The Carscoops page cites a study by Edmunds, revealing a significant gap between average car prices and American consumers’ desired spending levels.

Specifically, 48% of respondents indicated they would only be willing to spend up to $35,000 on a new vehicle. Interestingly, this figure also represented the average price of a new car back in 2018.

Moreover, a surprising 14% of those surveyed by Edmunds stated they would not spend more than $20,000 on a new set of wheels.

According to Edmunds’ data, no new car transactions in July fell below the $20,000 mark. Further insights reveal that the current average price of a new car in the US stands at $47,716.

Average car prices in the US exceed consumers’ desired spending levels. Illustrative image: Best Selling Cars Blog.

Per Carscoops, the rise in average car prices between 2018 and 2024 can be attributed to inflation. Aside from price hikes, changing interest rates also play a role in making consumers more hesitant to pull the trigger on a car purchase.
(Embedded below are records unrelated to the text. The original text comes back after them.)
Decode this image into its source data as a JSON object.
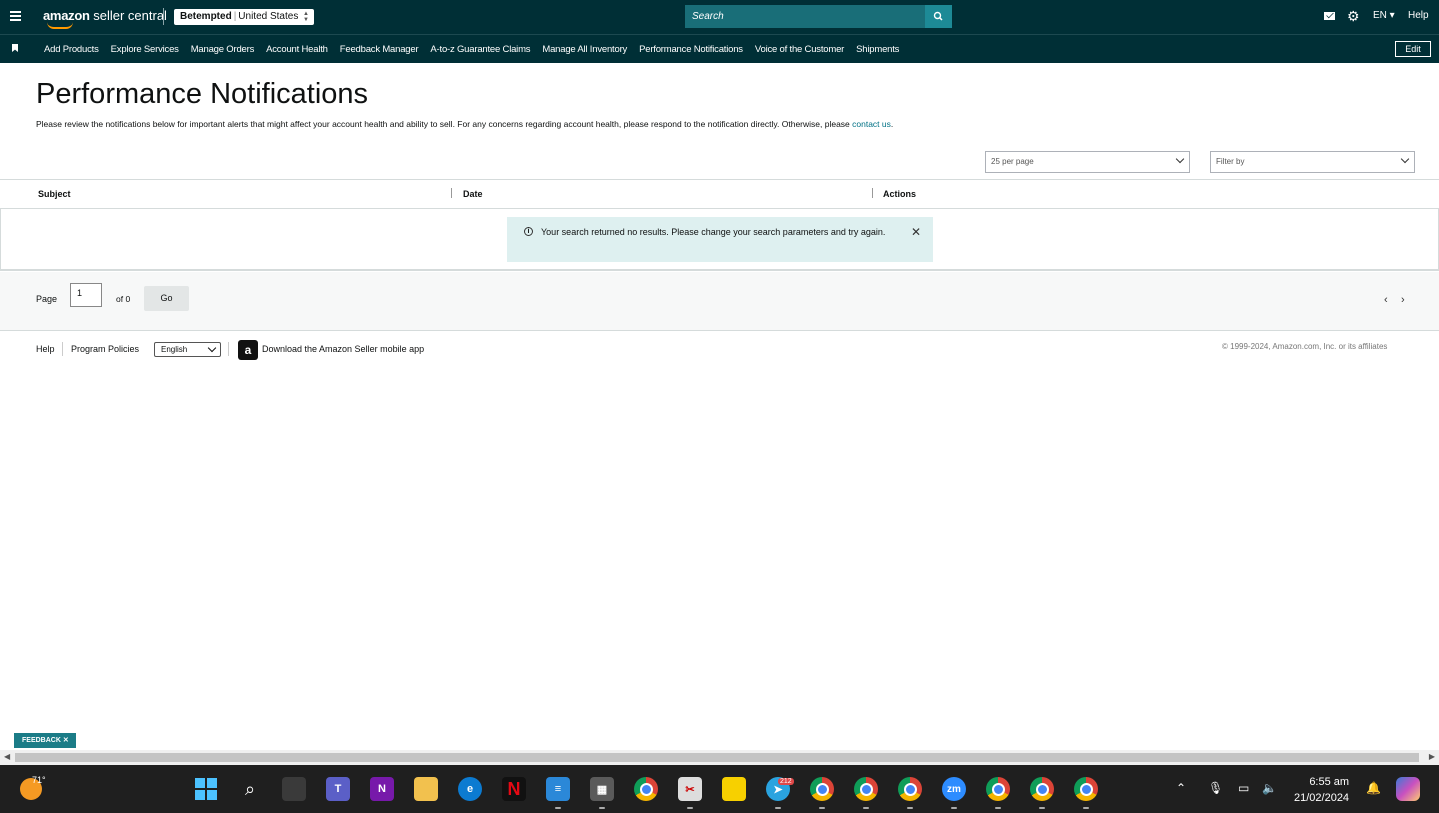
{
  "topbar": {
    "logo_text": "amazon",
    "logo_suffix": "seller central",
    "account_name": "Betempted",
    "account_region": "United States",
    "search_placeholder": "Search",
    "language": "EN",
    "help": "Help"
  },
  "nav": {
    "items": [
      "Add Products",
      "Explore Services",
      "Manage Orders",
      "Account Health",
      "Feedback Manager",
      "A-to-z Guarantee Claims",
      "Manage All Inventory",
      "Performance Notifications",
      "Voice of the Customer",
      "Shipments"
    ],
    "edit": "Edit"
  },
  "page": {
    "title": "Performance Notifications",
    "description": "Please review the notifications below for important alerts that might affect your account health and ability to sell. For any concerns regarding account health, please respond to the notification directly. Otherwise, please ",
    "contact_link": "contact us",
    "description_end": "."
  },
  "filters": {
    "per_page": "25 per page",
    "filter_by": "Filter by"
  },
  "table": {
    "columns": [
      "Subject",
      "Date",
      "Actions"
    ],
    "empty_message": "Your search returned no results. Please change your search parameters and try again."
  },
  "pager": {
    "label": "Page",
    "value": "1",
    "of": "of 0",
    "go": "Go"
  },
  "footer": {
    "help": "Help",
    "policies": "Program Policies",
    "language": "English",
    "app": "Download the Amazon Seller mobile app",
    "copyright": "© 1999-2024, Amazon.com, Inc. or its affiliates"
  },
  "feedback": "FEEDBACK",
  "taskbar": {
    "temperature": "71°",
    "telegram_badge": "212",
    "time": "6:55 am",
    "date": "21/02/2024"
  }
}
Edmunds’ survey found that over 73% of respondents had delayed buying a new car due to high prices, while 62% cited unattractive interest rates as a reason for their hesitation.

Around 75% of those surveyed deemed interest rates of 6% or lower as reasonable, and a substantial 60% believed that acceptable interest rates should range from 4% to 9%. According to Edmunds, the average interest rate for car purchases in the US during July was 7.1%.

In the used car market, 27% of consumers stated they would only be comfortable spending up to $10,000 on a pre-owned vehicle. However, in reality, only 5% of the secondary market offerings fall within this price range.

Aside from those delaying their car-buying plans due to high prices and interest rates, approximately 54% of those surveyed shared that they intend to work overtime or take on additional jobs to accelerate their savings for a new car.